MIT Study Reveals Hidden Shortcomings in Large Language Models
Recent research from MIT has unveiled a critical flaw in Large Language Models (LLMs). These advanced AI tools have revolutionized various sectors, providing services ranging from customer service bots to medical note summarizing platforms. However, an unexpected issue has emerged, as these models might be learning the wrong lessons while in the training phase.
The Dilemma of Syntax Superseding Sense
LLMs, surprisingly, don’t exclusively depend on domain knowledge in responding to given queries. Instead, they tend to rely on familiar grammatical structures they’ve previously encountered during training sessions. This learning technique can lead them to come up with rather convincing yet misguided responses, especially when faced with unfamiliar or syntactically deceptive questions.
These models undergo training using a broad spectrum of Internet text, allowing them to establish relationships between words, phrases, and sentence formats. In the process, LLMs associate specific syntactic patterns or “syntactic templates” with particular subjects or domains. For instance, the model might interpret the structure of a question such as “Where is Paris located?” to be often associated with geographic inquiries. Consequently, even if presented with a nonsensical query following the same structure, like “Quickly sit Paris clouded?”, the model would still respond with “France”, regardless of the question’s absurdity.
What began as an innocent reliance on pattern-oriented reasoning has transformed into a serious liability, especially in high-stakes environments. This flaw means that AI models like LLMs can fail unpredictably when summarizing clinical records, generating financial reports, or handling sensitive customer data. “This is a byproduct of how we train models”, explains Marzyeh Ghassemi, an associate professor at MIT and senior author of the study. “But models are now used in practice in safety-critical domains far beyond the tasks that created these syntactic failures.”
Exploring, Exploiting, and Evolving
To further delve into this issue, the research team conducted synthetic tests that essentially restricted each domain to one syntactic template while training. Surprisingly, the results revealed that LLMs could still produce accurate responses even to nonsensical inquiries as long as they followed a familiar grammatical structure. A rephrase with a different structure yielded incorrect answers from the models, regardless of an unchanged meaning.
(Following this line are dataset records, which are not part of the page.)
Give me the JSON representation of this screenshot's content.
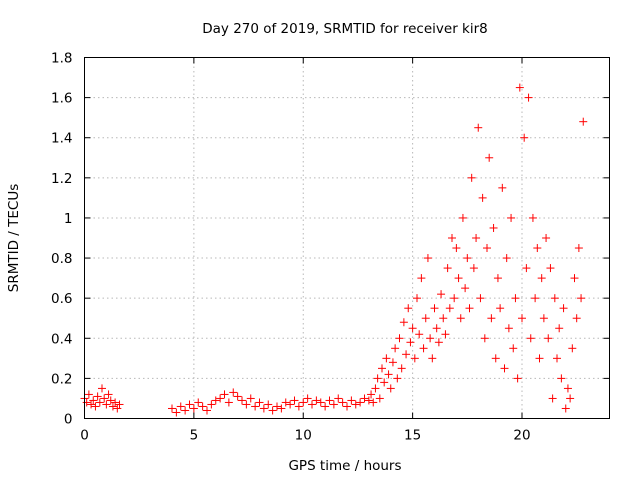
{
  "chart_data": {
    "type": "scatter",
    "title": "Day 270 of 2019, SRMTID for receiver kir8",
    "xlabel": "GPS time / hours",
    "ylabel": "SRMTID / TECUs",
    "xlim": [
      0,
      24
    ],
    "ylim": [
      0,
      1.8
    ],
    "xticks": [
      0,
      5,
      10,
      15,
      20
    ],
    "xtick_labels": [
      "0",
      "5",
      "10",
      "15",
      "20"
    ],
    "yticks": [
      0,
      0.2,
      0.4,
      0.6,
      0.8,
      1,
      1.2,
      1.4,
      1.6,
      1.8
    ],
    "ytick_labels": [
      "0",
      "0.2",
      "0.4",
      "0.6",
      "0.8",
      "1",
      "1.2",
      "1.4",
      "1.6",
      "1.8"
    ],
    "grid": true,
    "marker": "+",
    "color": "#ff0000",
    "series": [
      {
        "name": "SRMTID",
        "x": [
          0.0,
          0.1,
          0.2,
          0.3,
          0.4,
          0.5,
          0.6,
          0.7,
          0.8,
          0.9,
          1.0,
          1.1,
          1.2,
          1.3,
          1.4,
          1.5,
          1.6,
          4.0,
          4.2,
          4.4,
          4.6,
          4.8,
          5.0,
          5.2,
          5.4,
          5.6,
          5.8,
          6.0,
          6.2,
          6.4,
          6.6,
          6.8,
          7.0,
          7.2,
          7.4,
          7.6,
          7.8,
          8.0,
          8.2,
          8.4,
          8.6,
          8.8,
          9.0,
          9.2,
          9.4,
          9.6,
          9.8,
          10.0,
          10.2,
          10.4,
          10.6,
          10.8,
          11.0,
          11.2,
          11.4,
          11.6,
          11.8,
          12.0,
          12.2,
          12.4,
          12.6,
          12.8,
          13.0,
          13.1,
          13.2,
          13.3,
          13.4,
          13.5,
          13.6,
          13.7,
          13.8,
          13.9,
          14.0,
          14.1,
          14.2,
          14.3,
          14.4,
          14.5,
          14.6,
          14.7,
          14.8,
          14.9,
          15.0,
          15.1,
          15.2,
          15.3,
          15.4,
          15.5,
          15.6,
          15.7,
          15.8,
          15.9,
          16.0,
          16.1,
          16.2,
          16.3,
          16.4,
          16.5,
          16.6,
          16.7,
          16.8,
          16.9,
          17.0,
          17.1,
          17.2,
          17.3,
          17.4,
          17.5,
          17.6,
          17.7,
          17.8,
          17.9,
          18.0,
          18.1,
          18.2,
          18.3,
          18.4,
          18.5,
          18.6,
          18.7,
          18.8,
          18.9,
          19.0,
          19.1,
          19.2,
          19.3,
          19.4,
          19.5,
          19.6,
          19.7,
          19.8,
          19.9,
          20.0,
          20.1,
          20.2,
          20.3,
          20.4,
          20.5,
          20.6,
          20.7,
          20.8,
          20.9,
          21.0,
          21.1,
          21.2,
          21.3,
          21.4,
          21.5,
          21.6,
          21.7,
          21.8,
          21.9,
          22.0,
          22.1,
          22.2,
          22.3,
          22.4,
          22.5,
          22.6,
          22.7,
          22.8
        ],
        "y": [
          0.1,
          0.08,
          0.12,
          0.07,
          0.09,
          0.06,
          0.11,
          0.08,
          0.15,
          0.1,
          0.07,
          0.12,
          0.09,
          0.06,
          0.08,
          0.05,
          0.07,
          0.05,
          0.03,
          0.06,
          0.04,
          0.07,
          0.05,
          0.08,
          0.06,
          0.04,
          0.07,
          0.09,
          0.1,
          0.12,
          0.08,
          0.13,
          0.11,
          0.09,
          0.07,
          0.1,
          0.06,
          0.08,
          0.05,
          0.07,
          0.04,
          0.06,
          0.05,
          0.08,
          0.07,
          0.09,
          0.06,
          0.08,
          0.1,
          0.07,
          0.09,
          0.08,
          0.06,
          0.09,
          0.07,
          0.1,
          0.08,
          0.06,
          0.09,
          0.07,
          0.08,
          0.1,
          0.09,
          0.12,
          0.08,
          0.15,
          0.2,
          0.1,
          0.25,
          0.18,
          0.3,
          0.22,
          0.15,
          0.28,
          0.35,
          0.2,
          0.4,
          0.25,
          0.48,
          0.32,
          0.55,
          0.38,
          0.45,
          0.3,
          0.6,
          0.42,
          0.7,
          0.35,
          0.5,
          0.8,
          0.4,
          0.3,
          0.55,
          0.45,
          0.38,
          0.62,
          0.5,
          0.42,
          0.75,
          0.55,
          0.9,
          0.6,
          0.85,
          0.7,
          0.5,
          1.0,
          0.65,
          0.8,
          0.55,
          1.2,
          0.75,
          0.9,
          1.45,
          0.6,
          1.1,
          0.4,
          0.85,
          1.3,
          0.5,
          0.95,
          0.3,
          0.7,
          0.55,
          1.15,
          0.25,
          0.8,
          0.45,
          1.0,
          0.35,
          0.6,
          0.2,
          1.65,
          0.5,
          1.4,
          0.75,
          1.6,
          0.4,
          1.0,
          0.6,
          0.85,
          0.3,
          0.7,
          0.5,
          0.9,
          0.4,
          0.75,
          0.1,
          0.6,
          0.3,
          0.45,
          0.2,
          0.55,
          0.05,
          0.15,
          0.1,
          0.35,
          0.7,
          0.5,
          0.85,
          0.6,
          1.48
        ]
      }
    ]
  }
}
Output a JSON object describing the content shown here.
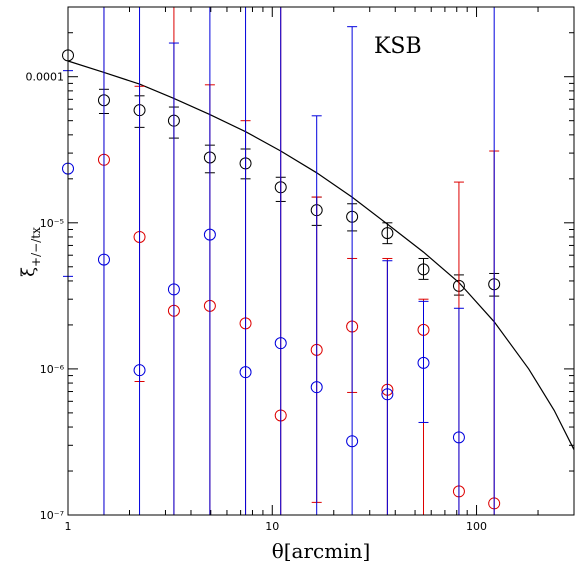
{
  "chart_data": {
    "type": "scatter",
    "title": "",
    "annotation": "KSB",
    "xlabel": "θ[arcmin]",
    "ylabel": "ξ+/−/tx",
    "xscale": "log",
    "yscale": "log",
    "xlim": [
      1,
      300
    ],
    "ylim": [
      1e-07,
      0.0003
    ],
    "x_ticks": [
      {
        "value": 1,
        "label": "1"
      },
      {
        "value": 10,
        "label": "10"
      },
      {
        "value": 100,
        "label": "100"
      }
    ],
    "y_ticks": [
      {
        "value": 1e-07,
        "label": "10⁻⁷"
      },
      {
        "value": 1e-06,
        "label": "10⁻⁶"
      },
      {
        "value": 1e-05,
        "label": "10⁻⁵"
      },
      {
        "value": 0.0001,
        "label": "0.0001"
      }
    ],
    "grid": false,
    "x": [
      1.0,
      1.5,
      2.24,
      3.3,
      4.95,
      7.4,
      11.0,
      16.5,
      24.6,
      36.6,
      55.0,
      82.0,
      122.0
    ],
    "series": [
      {
        "color": "#000000",
        "marker": "circle",
        "values": [
          0.00014,
          6.9e-05,
          5.9e-05,
          5e-05,
          2.8e-05,
          2.55e-05,
          1.75e-05,
          1.22e-05,
          1.1e-05,
          8.5e-06,
          4.8e-06,
          3.7e-06,
          3.8e-06
        ],
        "err_low": [
          null,
          5.6e-05,
          4.5e-05,
          3.8e-05,
          2.2e-05,
          2e-05,
          1.4e-05,
          9.6e-06,
          8.8e-06,
          7.2e-06,
          4.1e-06,
          3.2e-06,
          3.15e-06
        ],
        "err_high": [
          null,
          8.2e-05,
          7.4e-05,
          6.2e-05,
          3.4e-05,
          3.2e-05,
          2.05e-05,
          1.5e-05,
          1.35e-05,
          1e-05,
          5.7e-06,
          4.4e-06,
          4.5e-06
        ]
      },
      {
        "color": "#dd0000",
        "marker": "circle",
        "values": [
          null,
          2.7e-05,
          8e-06,
          2.5e-06,
          2.7e-06,
          2.05e-06,
          4.8e-07,
          1.35e-06,
          1.95e-06,
          7.2e-07,
          1.85e-06,
          1.45e-07,
          1.2e-07
        ],
        "err_low": [
          null,
          1e-07,
          8.2e-07,
          1e-07,
          1e-07,
          1e-07,
          1e-07,
          1.22e-07,
          6.9e-07,
          1e-07,
          1e-07,
          1e-07,
          1e-07
        ],
        "err_high": [
          null,
          0.0003,
          8.6e-05,
          0.0003,
          8.8e-05,
          5e-05,
          0.0003,
          1.5e-05,
          5.7e-06,
          5.7e-06,
          3e-06,
          1.9e-05,
          3.1e-05
        ]
      },
      {
        "color": "#0000dd",
        "marker": "circle",
        "values": [
          2.35e-05,
          5.6e-06,
          9.8e-07,
          3.5e-06,
          8.3e-06,
          9.5e-07,
          1.5e-06,
          7.5e-07,
          3.2e-07,
          6.7e-07,
          1.1e-06,
          3.4e-07,
          null
        ],
        "err_low": [
          4.3e-06,
          1e-07,
          1e-07,
          1e-07,
          1e-07,
          1e-07,
          1e-07,
          1e-07,
          1e-07,
          1e-07,
          4.3e-07,
          1e-07,
          1e-07
        ],
        "err_high": [
          0.00011,
          0.0003,
          0.0003,
          0.00017,
          0.0003,
          0.0003,
          0.0003,
          5.4e-05,
          0.00022,
          5.5e-06,
          2.9e-06,
          2.6e-06,
          0.0003
        ]
      }
    ],
    "model_curve": {
      "color": "#000000",
      "x": [
        1,
        1.5,
        2.24,
        3.3,
        4.95,
        7.4,
        11,
        16.5,
        24.6,
        36.6,
        55,
        82,
        122,
        180,
        240,
        300
      ],
      "y": [
        0.000128,
        0.000107,
        8.9e-05,
        7.1e-05,
        5.5e-05,
        4.2e-05,
        3.1e-05,
        2.2e-05,
        1.5e-05,
        9.8e-06,
        6.3e-06,
        3.9e-06,
        2.1e-06,
        1e-06,
        5.2e-07,
        2.8e-07
      ]
    }
  }
}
The study also brought to light the unnerving fact that this syntactic bias could potentially be manipulated by malicious users to bypass the AI’s safety protocols. Vinith Suriyakumar, an MIT graduate student and co-author of the study, emphasizes this concern, stating that “we need to figure out new defenses based on how LLMs learn language, rather than just ad hoc solutions.”
The research didn’t propose specific fixes but the team did develop a new tool for developers. This benchmarking tool will allow developers to uncover whether a model overly leans on syntactic patterns, thereby helping to enhance model credibility before deployment. The MIT team also plans to investigate potential mitigation strategies like incorporating more diverse syntactic templates in the training data and examine how this problem could affect reasoning models – a subcategory of LLMs designed to solve multi-step problems.
The study has drawn attention from professionals outside the investigating group. “This work highlights the importance of linguistic awareness in LLM safety research,” commented Jessy Li, an associate professor at the University of Texas. This project was made possible through support from the National Science Foundation, the Gordon and Betty Moore Foundation, Schmidt Sciences, a Google Research Award, and a Bridgewater AIA Labs Fellowship.